Yes, the /shibboleth context has its own "Cookie", whether this is a real
cookie scoped to this context or what is really a property in the
HttpSession object managed by the container. If the same Browser session
comes back to /shibboleth we know he has been here. Actually, /shibboleth
may have more than one Cookie-property, one for each applicationId for which
there is a separate Session object. The RM has only one applicationId and
therefore only one property.

> 
> Seems the Resource Manager must distinguish a request that has an
> associated security context from one that doesn't.  If the request
> does not have a cookie, the client should be redirected to the IdP
> (via the WAYF).  Otherwise the cookie is resolved into the
> corresponding security context (which itself is tricky in a J2EE
> environment).

That is the question. A request arrives at the /part2 RM that has no
HttpSession and no "Cookie". However, the user has logged on to the
applicationId and has a Session. /shibboleth knows it, and /part1 knows it,
but this is the first visit to /part2. So there are two choices.

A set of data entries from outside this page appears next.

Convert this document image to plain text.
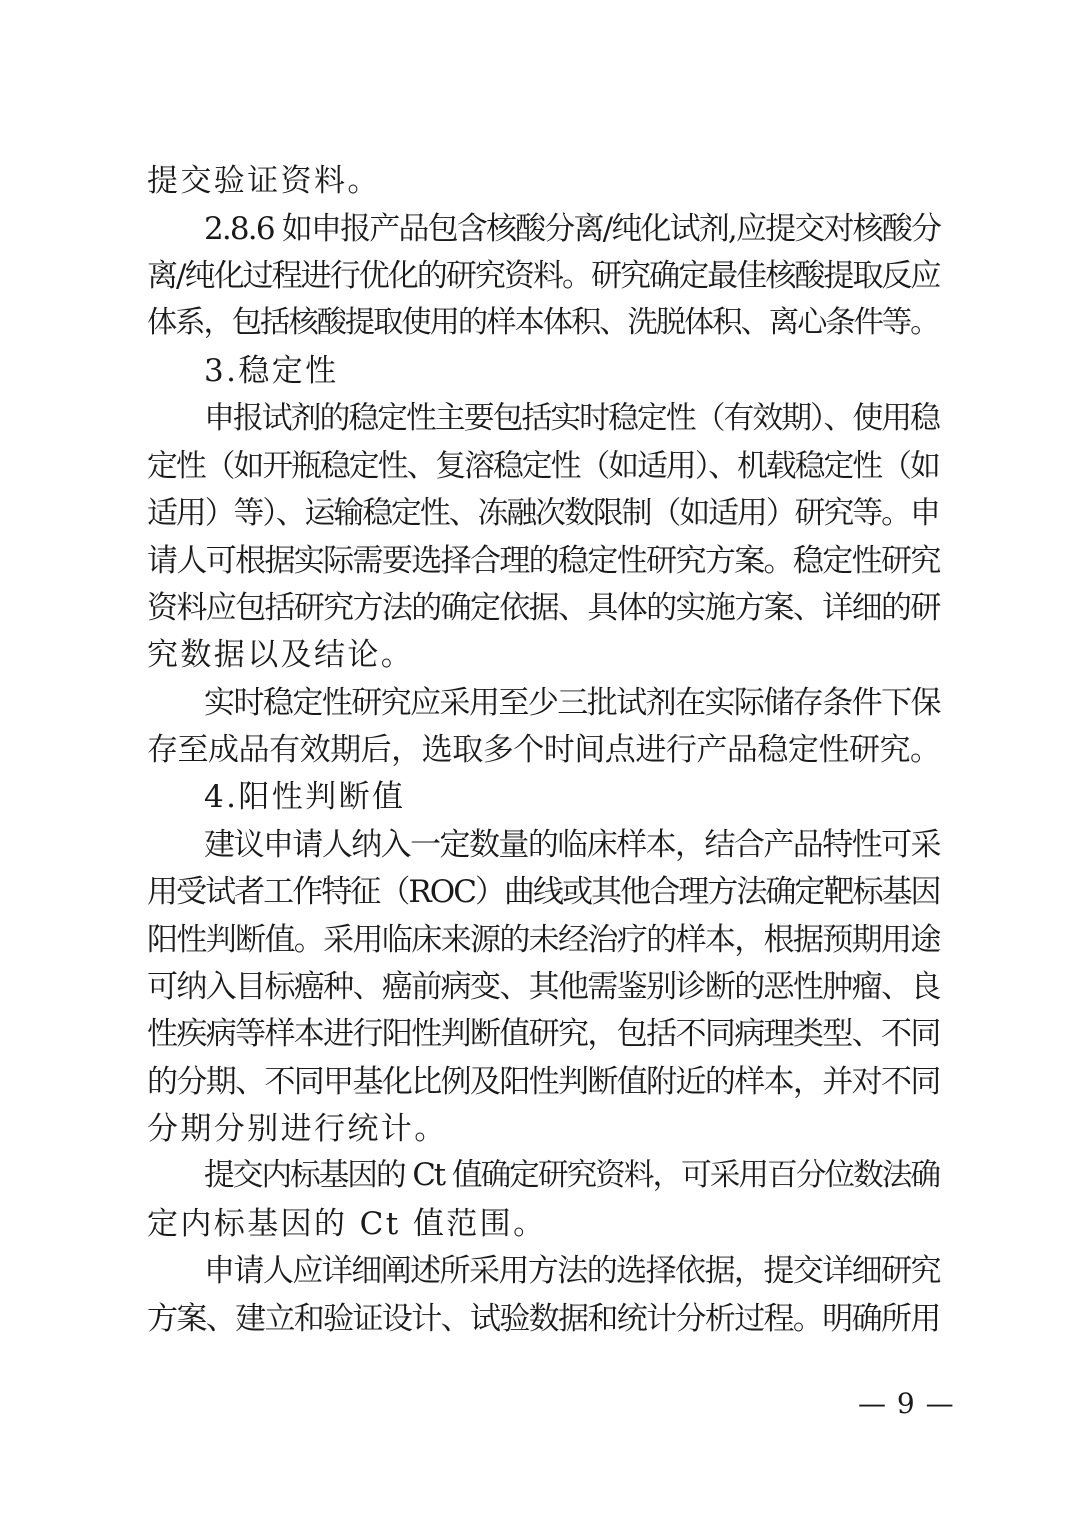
提交验证资料。
2.8.6 如申报产品包含核酸分离/纯化试剂,应提交对核酸分
离/纯化过程进行优化的研究资料。研究确定最佳核酸提取反应
体系，包括核酸提取使用的样本体积、洗脱体积、离心条件等。
3.稳定性
申报试剂的稳定性主要包括实时稳定性（有效期）、使用稳
定性（如开瓶稳定性、复溶稳定性（如适用）、机载稳定性（如
适用）等）、运输稳定性、冻融次数限制（如适用）研究等。申
请人可根据实际需要选择合理的稳定性研究方案。稳定性研究
资料应包括研究方法的确定依据、具体的实施方案、详细的研
究数据以及结论。
实时稳定性研究应采用至少三批试剂在实际储存条件下保
存至成品有效期后，选取多个时间点进行产品稳定性研究。
4.阳性判断值
建议申请人纳入一定数量的临床样本，结合产品特性可采
用受试者工作特征（ROC）曲线或其他合理方法确定靶标基因
阳性判断值。采用临床来源的未经治疗的样本，根据预期用途
可纳入目标癌种、癌前病变、其他需鉴别诊断的恶性肿瘤、良
性疾病等样本进行阳性判断值研究，包括不同病理类型、不同
的分期、不同甲基化比例及阳性判断值附近的样本，并对不同
分期分别进行统计。
提交内标基因的 Ct 值确定研究资料，可采用百分位数法确
定内标基因的 Ct 值范围。
申请人应详细阐述所采用方法的选择依据，提交详细研究
方案、建立和验证设计、试验数据和统计分析过程。明确所用
— 9 —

1) Write an explict Cookie scoped to the entire server. Now /part2 can find
the Session UUID for its applicationID, and for every other applicationId on
the server. It can get its attributes, and any other attributes available to
any other context on the server. Any separation between contexts is strictly
on the honor system.

2) Redirect the Browser through /shibboleth before it goes to the WAYF. When
the Browser goes to /shibboleth, it presents the /shibboleth-scoped cookie,
which maps to an HttpSession, which identifies the user. Now /shibboleth can
look at the target= that was going to be passed to the WAYF, determine the
applicationId, check for an existing Session object that can satisfy the
request, see that it already exists, and Redirect the Browser back to the RM
without going to the WAYF and AA. The /part2 RM now fetches attributes and
gets them from the Session that /shibboleth matched to it.

Actually, there is a 3), where /part2 redirects to the WAYF, which redirects
to the AA, which POSTs the data, and maybe at that point Shibboleth finally
recognizes a duplicate or maybe we just end up with two duplicate Session
objects. I think we want to avoid that.